By hosting terraced paddy fields on its roof, the prototype building answers that question in the negative. Are we in for a future of urban agricultural spaces and city forests? Probably not, but even a slight move away from glass in a city the size of Hong Kong would have massive aesthetic consequences. There are about 18,000 high-rise buildings in the city, although there are various trends in architecture that seem set to change not only the way high-rise buildings look, but how they're used and even their cultural meaning.
The Hong Kong Arcology Skyscraper is an attempt to build something that's inspired by the region's history. The two towers, although vastly different in design, represent the influence of China and Britain on Hong Kong's history, with a valley-like space in between the two.
"It is a representation of the historical and cultural pride of a city that has passed through time and many architectural languages not necessarily belonging to their culture or arising of concepts rooted in the city," say the architects, Mexico-based Studio Cachoua Torres Camilletti (CTC).

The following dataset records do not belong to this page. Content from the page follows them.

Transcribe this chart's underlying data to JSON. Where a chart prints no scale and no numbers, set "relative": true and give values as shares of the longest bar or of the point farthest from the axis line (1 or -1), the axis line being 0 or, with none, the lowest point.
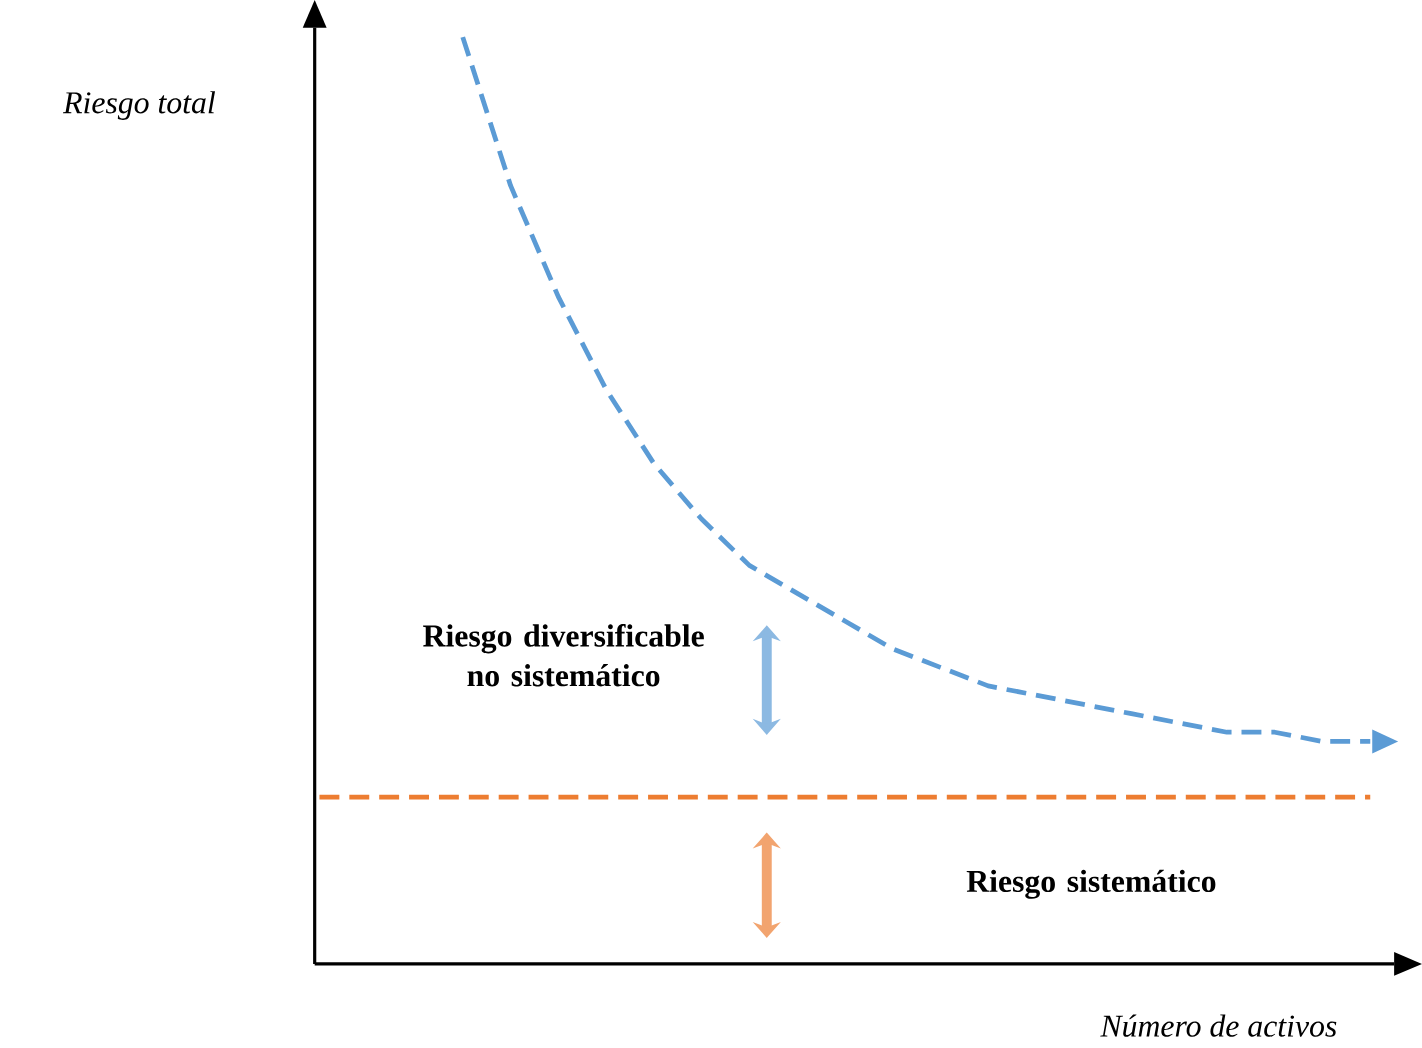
{
  "chart_data": {
    "type": "line",
    "relative": true,
    "xlabel": "Número de activos",
    "ylabel": "Riesgo total",
    "categories": [
      null,
      null,
      null,
      null,
      null,
      null,
      null,
      null,
      null,
      null,
      null,
      null,
      null,
      null,
      null,
      null,
      null,
      null,
      null,
      null,
      null,
      null,
      null
    ],
    "series": [
      {
        "color": "#5b9bd5",
        "values": [
          null,
          null,
          null,
          1.0,
          0.84,
          0.72,
          0.62,
          0.54,
          0.48,
          0.43,
          0.4,
          0.37,
          0.34,
          0.32,
          0.3,
          0.29,
          0.28,
          0.27,
          0.26,
          0.25,
          0.25,
          0.24,
          0.24
        ]
      },
      {
        "color": "#ed7d31",
        "values": [
          0.18,
          0.18,
          0.18,
          0.18,
          0.18,
          0.18,
          0.18,
          0.18,
          0.18,
          0.18,
          0.18,
          0.18,
          0.18,
          0.18,
          0.18,
          0.18,
          0.18,
          0.18,
          0.18,
          0.18,
          0.18,
          0.18,
          0.18
        ]
      }
    ],
    "line_style": "dashed",
    "annotations": [
      "Riesgo diversificable no sistemático",
      "Riesgo sistemático"
    ]
  }
}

But the agricultural space on the roof is Chinese-influenced. "Rice terraces have an important semiotic and symbolic significance in a culture such as China," say the the firm. The design's focus is on the need to sow seed vertically - just like a skyscraper.

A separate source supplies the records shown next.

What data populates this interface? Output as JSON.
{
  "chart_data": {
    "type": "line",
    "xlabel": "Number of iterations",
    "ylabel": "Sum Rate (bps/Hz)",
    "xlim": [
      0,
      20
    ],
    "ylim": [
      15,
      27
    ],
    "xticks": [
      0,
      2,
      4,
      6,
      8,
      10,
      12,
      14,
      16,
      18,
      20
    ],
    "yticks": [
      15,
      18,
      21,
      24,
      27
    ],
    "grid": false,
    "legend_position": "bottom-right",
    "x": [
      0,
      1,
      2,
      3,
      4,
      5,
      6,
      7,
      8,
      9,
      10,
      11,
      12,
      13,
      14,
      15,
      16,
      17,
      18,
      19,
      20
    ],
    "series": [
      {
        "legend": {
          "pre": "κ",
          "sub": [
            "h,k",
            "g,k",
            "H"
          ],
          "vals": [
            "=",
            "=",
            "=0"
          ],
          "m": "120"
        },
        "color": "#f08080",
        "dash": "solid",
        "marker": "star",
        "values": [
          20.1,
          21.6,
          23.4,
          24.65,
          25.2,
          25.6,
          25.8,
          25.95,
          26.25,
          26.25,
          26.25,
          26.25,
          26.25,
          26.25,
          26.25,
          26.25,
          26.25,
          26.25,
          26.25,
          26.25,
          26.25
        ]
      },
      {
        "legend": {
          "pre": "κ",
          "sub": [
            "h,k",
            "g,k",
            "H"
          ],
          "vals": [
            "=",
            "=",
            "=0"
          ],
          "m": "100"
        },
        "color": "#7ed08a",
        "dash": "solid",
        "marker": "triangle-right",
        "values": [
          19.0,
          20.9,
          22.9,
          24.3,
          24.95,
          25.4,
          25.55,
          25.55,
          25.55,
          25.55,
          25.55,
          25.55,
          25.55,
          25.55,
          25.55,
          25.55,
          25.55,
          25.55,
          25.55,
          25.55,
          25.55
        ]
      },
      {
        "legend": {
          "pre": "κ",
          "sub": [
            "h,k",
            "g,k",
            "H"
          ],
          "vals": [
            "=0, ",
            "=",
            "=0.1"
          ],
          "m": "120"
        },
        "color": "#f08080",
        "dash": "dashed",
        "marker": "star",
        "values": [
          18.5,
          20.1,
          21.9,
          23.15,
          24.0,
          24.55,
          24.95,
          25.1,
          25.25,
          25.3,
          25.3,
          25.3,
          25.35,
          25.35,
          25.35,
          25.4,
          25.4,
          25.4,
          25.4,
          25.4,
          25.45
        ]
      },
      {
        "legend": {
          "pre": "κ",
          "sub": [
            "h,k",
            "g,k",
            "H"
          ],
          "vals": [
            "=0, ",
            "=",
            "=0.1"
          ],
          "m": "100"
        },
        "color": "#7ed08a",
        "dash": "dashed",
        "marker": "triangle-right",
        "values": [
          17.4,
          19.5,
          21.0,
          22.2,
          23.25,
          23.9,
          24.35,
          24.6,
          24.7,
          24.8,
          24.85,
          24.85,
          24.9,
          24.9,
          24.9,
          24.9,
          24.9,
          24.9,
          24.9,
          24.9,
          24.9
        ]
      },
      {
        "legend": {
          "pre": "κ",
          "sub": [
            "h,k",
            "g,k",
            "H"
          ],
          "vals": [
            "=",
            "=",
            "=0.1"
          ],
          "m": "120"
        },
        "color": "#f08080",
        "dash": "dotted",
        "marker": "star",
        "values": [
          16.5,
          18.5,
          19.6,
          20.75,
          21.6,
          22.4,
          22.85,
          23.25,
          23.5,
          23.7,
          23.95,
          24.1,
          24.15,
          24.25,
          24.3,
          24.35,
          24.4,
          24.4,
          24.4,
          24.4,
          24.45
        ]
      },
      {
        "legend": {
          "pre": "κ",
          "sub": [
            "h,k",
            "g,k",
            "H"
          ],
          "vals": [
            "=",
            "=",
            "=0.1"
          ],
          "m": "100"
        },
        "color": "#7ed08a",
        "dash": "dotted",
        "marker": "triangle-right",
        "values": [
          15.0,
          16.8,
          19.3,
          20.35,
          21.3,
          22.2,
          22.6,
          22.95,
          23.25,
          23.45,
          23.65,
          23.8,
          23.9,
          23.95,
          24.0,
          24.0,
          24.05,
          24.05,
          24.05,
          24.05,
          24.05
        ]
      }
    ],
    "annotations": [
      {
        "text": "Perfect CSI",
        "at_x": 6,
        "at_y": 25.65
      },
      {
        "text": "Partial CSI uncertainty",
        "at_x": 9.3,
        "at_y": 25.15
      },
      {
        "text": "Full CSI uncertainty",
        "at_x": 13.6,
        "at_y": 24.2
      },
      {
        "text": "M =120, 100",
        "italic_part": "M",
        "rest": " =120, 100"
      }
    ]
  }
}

"The formal beauty of these terraces is in itself a source of inspiration and a living example of the respectful change of nature by the human which poses no environmental aggression."
The concept of paddy fields on the top of the Hong Kong Arcology skyscraper grabs headlines, but the green design goes much further. Rainwater is collected and all water recycled, while the outside of the building is covered in algae and each floor is dripping with plants. It's an effort to create new microclimates within the super-structure. Solar panels adorn the sides of the building, too.
The irregular shape makes the structure look like it's growing out of the ground. This organic look is central to the concept of arcology, a blend of the words architecture and ecology, which proposes sustainable, multi-use and human-centric hyper-structures in densely populated cities.
"We started out trying to envision what a skyscraper should be in the arcology era by letting go of many ingrained preconceptions about the way tall structures should be designed," the architects say. "We strived to solve the tall structure in a holistic way, where the idea of arcology becomes the guiding principle of the design."
Skyscrapers are increasingly becoming mixed-use, with residential and commercial blocks now common, but here one tower is reserved for each separate use. But as well as myriad bridges crossing from one side to the other, there are lobbies with spaces provided for socialising. There's even a helipad on top of one of the towers, which hints that the Hong Kong Arcology Skyscraper would include some truly luxe apartments.
The architects call it "a living example of a respectful change of nature by humans which shows no environmental aggression. It is both respectful of nature and of a man". If it gets built - and for now that's a big "if" - this soft-skyscraper could become a model for the holistic high-rise future.